Wirklich freuen konnen diese sich aber immern noch nicht: Google hatte sich nur eine zeitliche Beschränkung von anderthalb bis zwei Jahren für die Speicherung freiwillig auferlegt. Und selbst nach dieser Zeit werden die Daten immer noch nicht vollständig gelöscht. Sie werden lediglich anonymisiert, so dass sie nicht mehr einer konkreten IP-Adresse zugeordnet werden können.
Google erklärt die lange Speicherzeiten in seinen Nutzungsbedingungen mit der Notwendigkeit, über diese Logdateien technische Verbesserungen an der Suchmaschine vornehmen zu können - auch in Sachen Sicherheit und Betrugsabwehr sei dies laut Google notwendig.
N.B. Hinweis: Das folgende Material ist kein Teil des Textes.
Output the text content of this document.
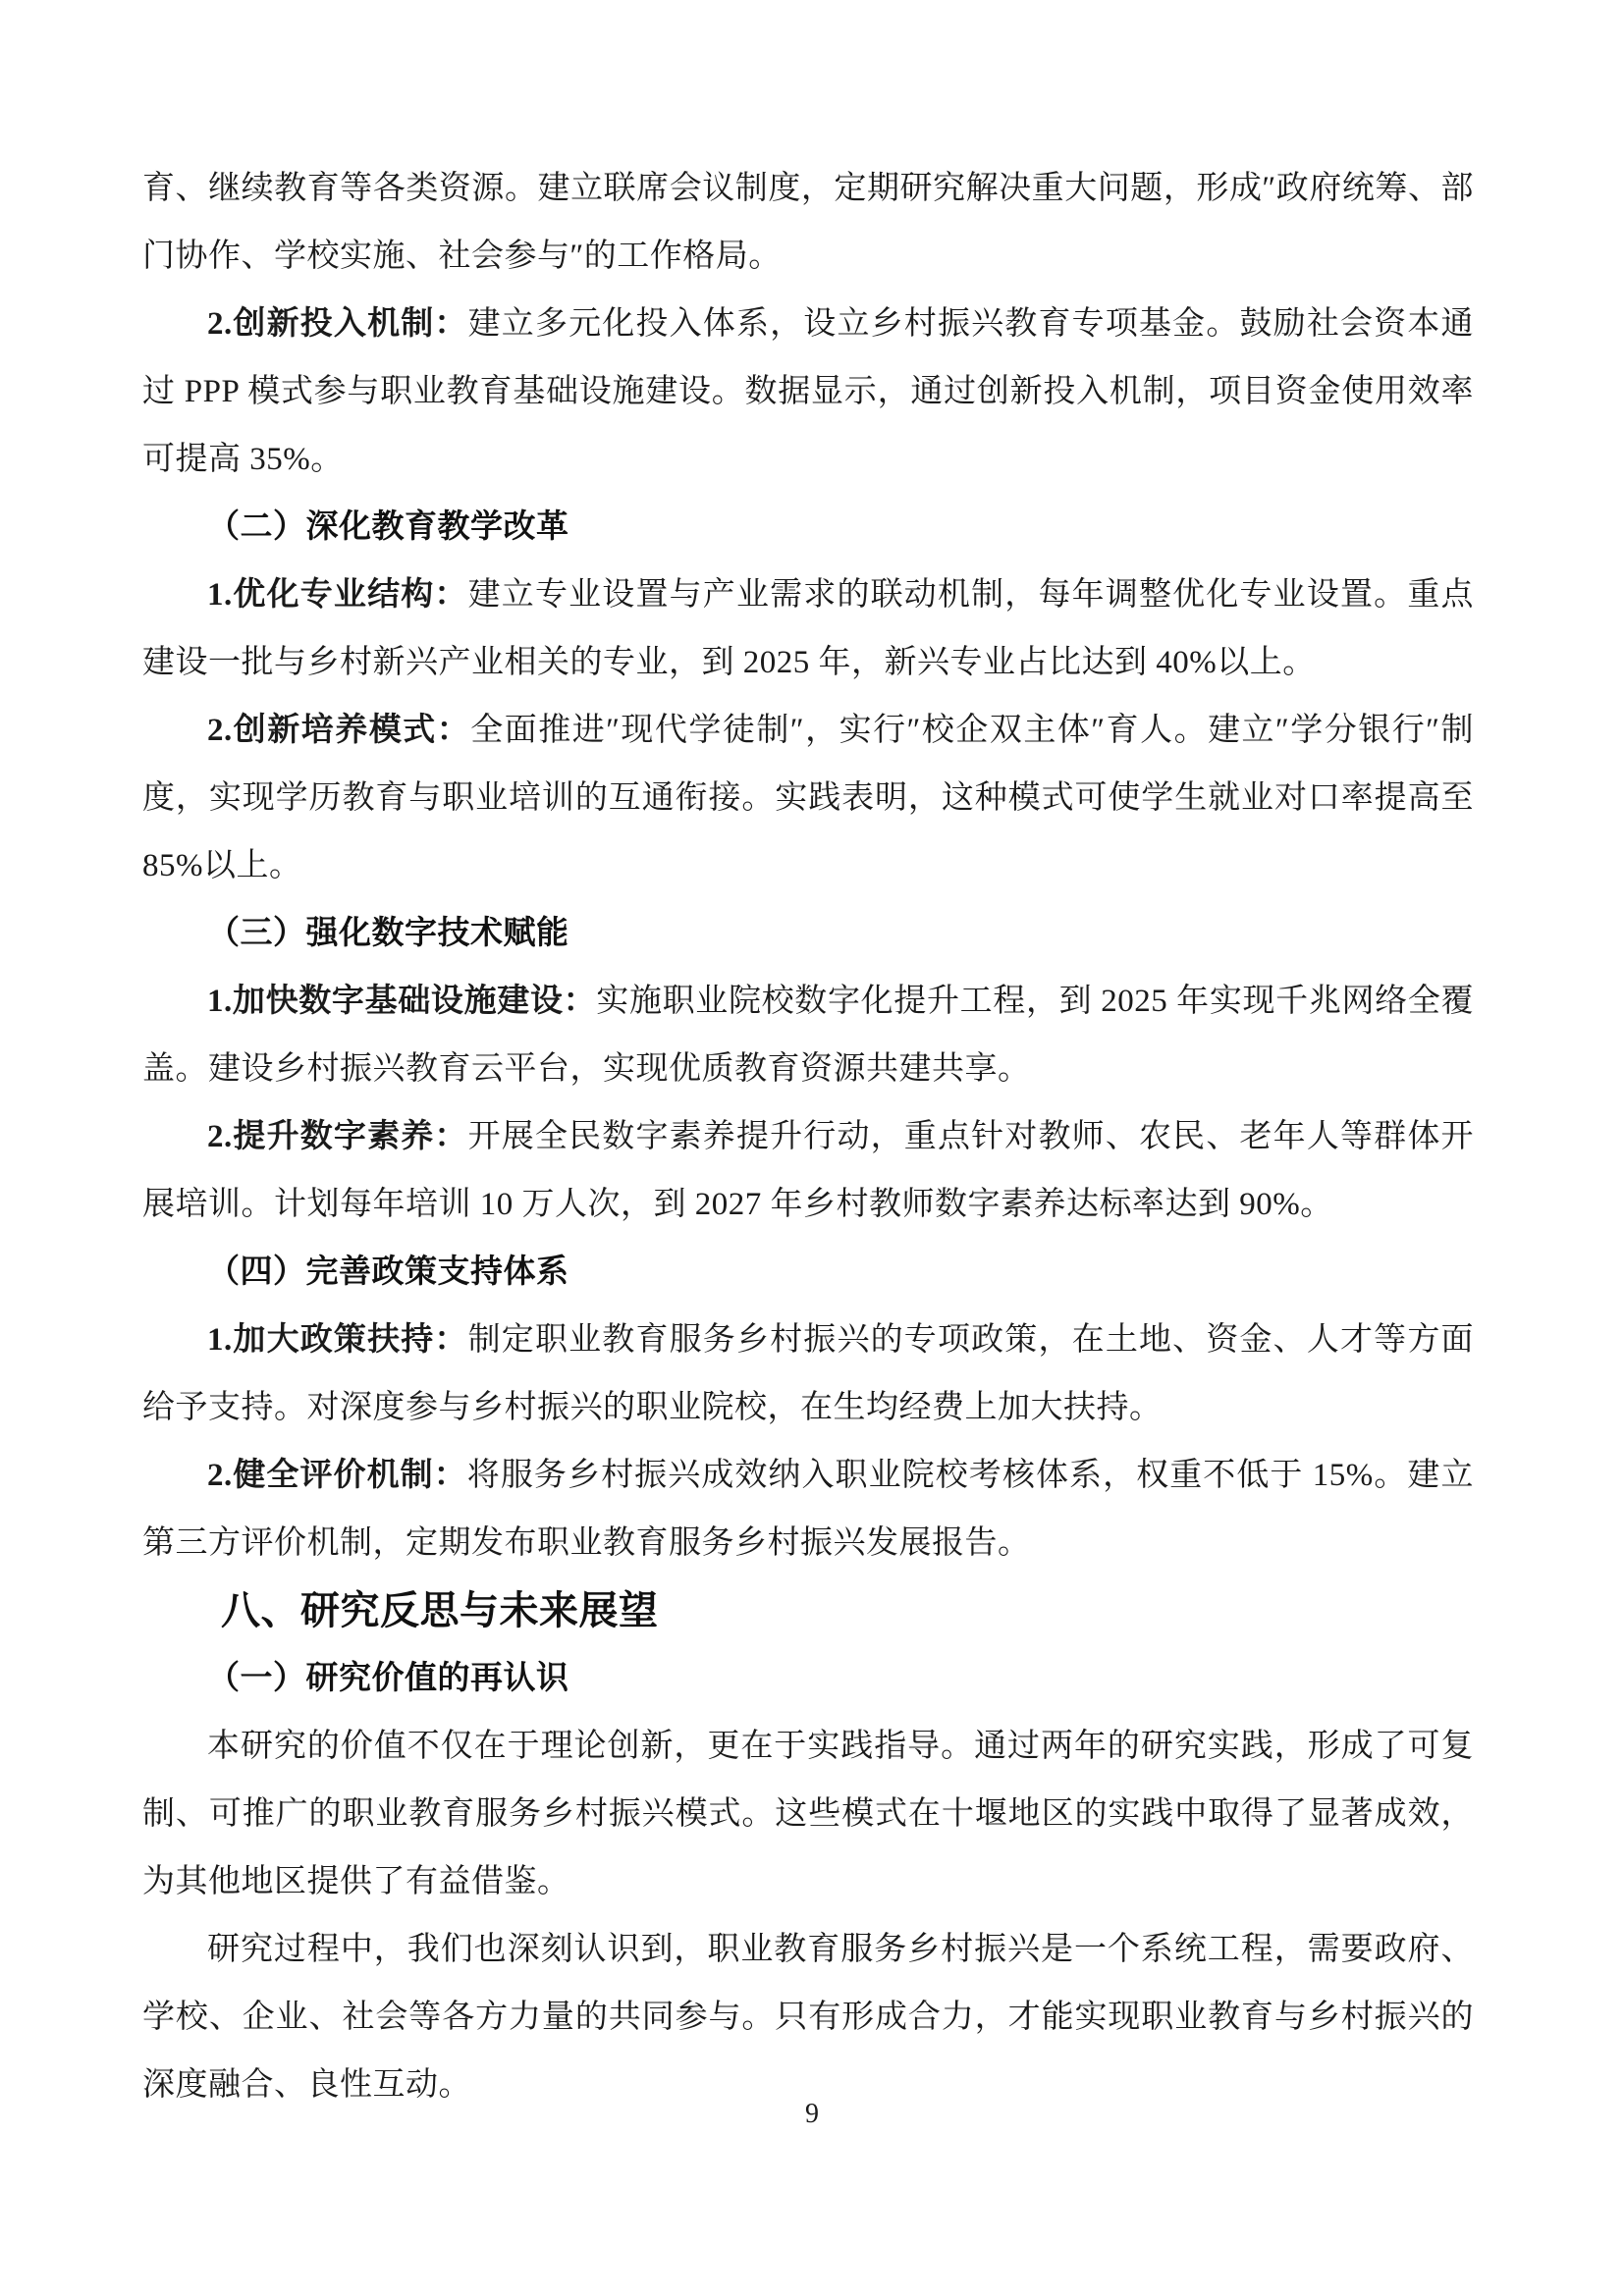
育、继续教育等各类资源。建立联席会议制度，定期研究解决重大问题，形成″政府统筹、部门协作、学校实施、社会参与″的工作格局。

2.创新投入机制：建立多元化投入体系，设立乡村振兴教育专项基金。鼓励社会资本通过 PPP 模式参与职业教育基础设施建设。数据显示，通过创新投入机制，项目资金使用效率可提高 35%。

（二）深化教育教学改革

1.优化专业结构：建立专业设置与产业需求的联动机制，每年调整优化专业设置。重点建设一批与乡村新兴产业相关的专业，到 2025 年，新兴专业占比达到 40%以上。

2.创新培养模式：全面推进″现代学徒制″，实行″校企双主体″育人。建立″学分银行″制度，实现学历教育与职业培训的互通衔接。实践表明，这种模式可使学生就业对口率提高至 85%以上。

（三）强化数字技术赋能

1.加快数字基础设施建设：实施职业院校数字化提升工程，到 2025 年实现千兆网络全覆盖。建设乡村振兴教育云平台，实现优质教育资源共建共享。

2.提升数字素养：开展全民数字素养提升行动，重点针对教师、农民、老年人等群体开展培训。计划每年培训 10 万人次，到 2027 年乡村教师数字素养达标率达到 90%。

（四）完善政策支持体系

1.加大政策扶持：制定职业教育服务乡村振兴的专项政策，在土地、资金、人才等方面给予支持。对深度参与乡村振兴的职业院校，在生均经费上加大扶持。

2.健全评价机制：将服务乡村振兴成效纳入职业院校考核体系，权重不低于 15%。建立第三方评价机制，定期发布职业教育服务乡村振兴发展报告。

八、研究反思与未来展望

（一）研究价值的再认识

本研究的价值不仅在于理论创新，更在于实践指导。通过两年的研究实践，形成了可复制、可推广的职业教育服务乡村振兴模式。这些模式在十堰地区的实践中取得了显著成效，为其他地区提供了有益借鉴。

研究过程中，我们也深刻认识到，职业教育服务乡村振兴是一个系统工程，需要政府、学校、企业、社会等各方力量的共同参与。只有形成合力，才能实现职业教育与乡村振兴的深度融合、良性互动。

9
Warum dies nicht auch mit kürzeren Speicherfristen oder teilweise auch aggregierten, also zusammengefassten Daten funktionieren kann, sagt man nicht. Und so dürfte das Interesse staatlicher Stellen an dem großen Pool an Google-"Wünschen" der Nutzer nur weiter zunehmen - und die Gefahr einer allumfassenden Überwachung per Suchmaschine auch.